If you’re familiar with this newspaper — a project born of the struggle for Ethnic Studies — then you know where we have historically stood in regards to Palestine.

Many of us who read and contribute to this paper know all too well the experience of having our stories, voices and history erased and suppressed. Many of us are too well acquainted with the rhetoric aimed at dehumanizing those who are most vulnerable. Many of us know what it’s like to have the narratives of our stories seized from us. 

There is no easy place to start when addressing this latest bloody and horrific chapter which has unfolded over the last two weeks. The Hamas attack on Israel — which included the killing of unarmed civilian men, women and children and the taking of hostages — on Oct. 11 was the single deadliest day for Jews since the Holocaust, and the relentless Israeli attack on Gaza and not just Hamas, but civilian Palestinian men, women and children, has been unprecedented

The grief that this has wrought — to Palestinians, to Jews, to anyone who remains steadfast and committed to humanity — is real. Instead of being given time and space to mourn, the powers that be wasted little time in capitalizing and weaponizing that grief. 

The calls for Palestinian annihilation were swift from top Israeli government and military officials, only to be cheered on by right-wing and liberal zealots and Western corporate media. For days, news tickers on their 24-hour cycles read “Israel at War,” and “Israel versus Hamas.” Can we really believe that the hundreds of bodies of lifeless Palestinian children that continue to be pulled from the rubble of buildings targeted by Israeli airstrikes, are really Hamas? Was there any true justification for cutting off food, water, electricity and fuel to an already reeling population of 2 million, a population that has been subjugated to the brutal reality of colonial occupation and apartheid? Was it not a war crime to order 1 million people to abandon their homes and move south, only to continue to indiscriminately bomb homes, schools, hospitals and roads? 

Among the many failures of corporate media during these last two weeks, one of the most glaring has been the horrific dehumanization of Palestinians. We will be the first to say that journalism is hard, especially when having to navigate carnage and the metaphoric disinformation landmines ever present on social media. But when you repeatedly frame one people’s suffering as more acceptable than others, when you continue to omit their realities and perspectives, the brutality unleashed upon that people becomes justified. 

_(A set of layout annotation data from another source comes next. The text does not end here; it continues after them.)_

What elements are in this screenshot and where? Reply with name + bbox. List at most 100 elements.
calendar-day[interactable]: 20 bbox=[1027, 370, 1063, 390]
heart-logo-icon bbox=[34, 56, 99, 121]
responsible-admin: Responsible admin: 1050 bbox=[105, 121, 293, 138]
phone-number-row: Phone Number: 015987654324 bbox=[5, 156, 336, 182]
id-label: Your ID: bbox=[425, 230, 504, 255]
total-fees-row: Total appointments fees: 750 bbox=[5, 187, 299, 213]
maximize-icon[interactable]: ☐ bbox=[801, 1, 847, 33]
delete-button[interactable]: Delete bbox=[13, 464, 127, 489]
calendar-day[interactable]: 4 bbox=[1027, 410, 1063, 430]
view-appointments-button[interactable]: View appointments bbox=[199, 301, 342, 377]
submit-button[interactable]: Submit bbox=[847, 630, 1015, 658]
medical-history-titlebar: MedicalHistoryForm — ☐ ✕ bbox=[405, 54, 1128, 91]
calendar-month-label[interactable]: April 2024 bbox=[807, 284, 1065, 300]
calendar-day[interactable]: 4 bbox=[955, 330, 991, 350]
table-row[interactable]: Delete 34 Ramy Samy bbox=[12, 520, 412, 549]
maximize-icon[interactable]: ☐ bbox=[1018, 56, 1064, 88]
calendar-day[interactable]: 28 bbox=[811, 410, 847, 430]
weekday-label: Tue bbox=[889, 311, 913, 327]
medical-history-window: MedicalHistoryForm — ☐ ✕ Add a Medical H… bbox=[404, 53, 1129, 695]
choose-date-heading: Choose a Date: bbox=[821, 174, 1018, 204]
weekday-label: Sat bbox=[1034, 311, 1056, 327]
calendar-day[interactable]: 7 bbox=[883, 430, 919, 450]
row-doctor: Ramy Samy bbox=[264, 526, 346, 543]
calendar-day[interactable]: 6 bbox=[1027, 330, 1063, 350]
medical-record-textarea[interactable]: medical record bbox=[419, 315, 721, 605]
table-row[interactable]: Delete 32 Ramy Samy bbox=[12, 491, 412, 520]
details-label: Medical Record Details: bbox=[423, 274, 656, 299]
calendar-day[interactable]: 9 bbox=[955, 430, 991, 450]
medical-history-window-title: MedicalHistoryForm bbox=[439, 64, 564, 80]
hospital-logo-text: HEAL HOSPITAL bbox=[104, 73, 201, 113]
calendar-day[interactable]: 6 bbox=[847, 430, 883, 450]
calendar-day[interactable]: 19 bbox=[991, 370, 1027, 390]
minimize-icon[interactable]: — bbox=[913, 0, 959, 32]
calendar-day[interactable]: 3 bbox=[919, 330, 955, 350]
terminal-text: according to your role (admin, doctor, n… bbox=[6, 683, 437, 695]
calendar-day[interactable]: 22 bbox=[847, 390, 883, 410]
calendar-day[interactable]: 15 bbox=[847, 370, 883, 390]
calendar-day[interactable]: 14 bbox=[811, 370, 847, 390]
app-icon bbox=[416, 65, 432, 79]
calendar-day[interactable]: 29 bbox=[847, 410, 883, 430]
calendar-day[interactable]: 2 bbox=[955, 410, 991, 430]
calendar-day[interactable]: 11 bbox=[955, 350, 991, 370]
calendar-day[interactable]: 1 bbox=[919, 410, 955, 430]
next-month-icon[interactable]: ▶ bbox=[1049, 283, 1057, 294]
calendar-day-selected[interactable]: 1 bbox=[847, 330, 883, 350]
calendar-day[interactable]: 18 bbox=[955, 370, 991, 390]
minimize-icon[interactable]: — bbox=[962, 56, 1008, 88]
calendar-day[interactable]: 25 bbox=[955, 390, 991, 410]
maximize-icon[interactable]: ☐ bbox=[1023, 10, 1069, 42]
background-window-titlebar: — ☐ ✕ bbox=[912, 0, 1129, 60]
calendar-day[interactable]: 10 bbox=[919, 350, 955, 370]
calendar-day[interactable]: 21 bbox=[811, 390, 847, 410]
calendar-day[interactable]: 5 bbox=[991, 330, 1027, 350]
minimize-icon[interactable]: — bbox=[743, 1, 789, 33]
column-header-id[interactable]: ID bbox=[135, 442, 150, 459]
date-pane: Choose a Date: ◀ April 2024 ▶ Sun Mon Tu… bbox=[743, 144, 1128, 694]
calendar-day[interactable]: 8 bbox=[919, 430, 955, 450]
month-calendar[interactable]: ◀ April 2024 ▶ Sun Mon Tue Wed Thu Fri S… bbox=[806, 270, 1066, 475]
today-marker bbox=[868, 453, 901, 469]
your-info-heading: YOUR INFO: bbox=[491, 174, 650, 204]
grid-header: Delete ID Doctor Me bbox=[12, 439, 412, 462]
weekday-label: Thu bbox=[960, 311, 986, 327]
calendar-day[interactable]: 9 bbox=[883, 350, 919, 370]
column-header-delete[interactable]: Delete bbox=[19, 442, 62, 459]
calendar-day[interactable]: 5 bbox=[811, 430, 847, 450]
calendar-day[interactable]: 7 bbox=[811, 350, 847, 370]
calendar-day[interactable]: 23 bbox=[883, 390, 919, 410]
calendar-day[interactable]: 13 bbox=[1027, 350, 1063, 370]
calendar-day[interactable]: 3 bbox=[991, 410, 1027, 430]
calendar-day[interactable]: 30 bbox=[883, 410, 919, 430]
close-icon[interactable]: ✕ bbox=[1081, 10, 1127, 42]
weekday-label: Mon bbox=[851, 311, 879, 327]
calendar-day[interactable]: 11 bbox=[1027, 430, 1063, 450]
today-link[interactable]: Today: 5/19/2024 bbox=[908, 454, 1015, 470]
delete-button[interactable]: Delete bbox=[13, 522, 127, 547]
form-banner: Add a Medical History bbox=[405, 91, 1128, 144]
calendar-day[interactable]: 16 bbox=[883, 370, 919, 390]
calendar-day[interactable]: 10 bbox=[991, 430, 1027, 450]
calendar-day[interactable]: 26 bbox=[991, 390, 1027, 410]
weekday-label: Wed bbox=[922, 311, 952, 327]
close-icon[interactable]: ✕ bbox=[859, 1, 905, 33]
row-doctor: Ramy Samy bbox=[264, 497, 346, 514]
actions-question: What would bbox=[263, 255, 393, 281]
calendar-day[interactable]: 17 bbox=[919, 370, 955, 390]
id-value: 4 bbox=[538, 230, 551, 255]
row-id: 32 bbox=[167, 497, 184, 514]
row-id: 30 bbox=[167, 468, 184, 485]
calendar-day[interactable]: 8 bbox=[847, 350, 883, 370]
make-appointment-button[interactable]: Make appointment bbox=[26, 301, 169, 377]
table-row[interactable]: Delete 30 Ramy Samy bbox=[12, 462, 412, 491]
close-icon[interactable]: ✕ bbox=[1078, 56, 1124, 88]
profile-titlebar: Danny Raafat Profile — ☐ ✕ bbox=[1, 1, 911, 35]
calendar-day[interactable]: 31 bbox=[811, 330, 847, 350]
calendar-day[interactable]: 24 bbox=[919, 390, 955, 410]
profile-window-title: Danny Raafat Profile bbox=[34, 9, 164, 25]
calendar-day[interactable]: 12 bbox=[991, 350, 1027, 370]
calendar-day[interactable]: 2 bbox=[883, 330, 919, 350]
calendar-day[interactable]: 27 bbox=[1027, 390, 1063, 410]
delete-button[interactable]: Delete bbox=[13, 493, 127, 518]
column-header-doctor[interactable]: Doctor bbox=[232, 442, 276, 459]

Anyone who has managed to retain their humanity to this point will agree that the suffering endured by Palestinians — now and for the last seven decades — is not justified. The death toll of Palestinians continues to climb, and will likely continue to do so as the world’s most powerful leaders continue to pledge unconditional and blind allegiance to Israel. It’s inexcusable. 

This is not a fringe sentiment, for we’ve heard it echoed from Jews who believe in Judaism beyond Zionism, who refuse to let their grief manifest into vengeance against Palestinians. 

May we all continue to do the same. And call for a Palestine, free from occupation, free from apartheid, free to exist.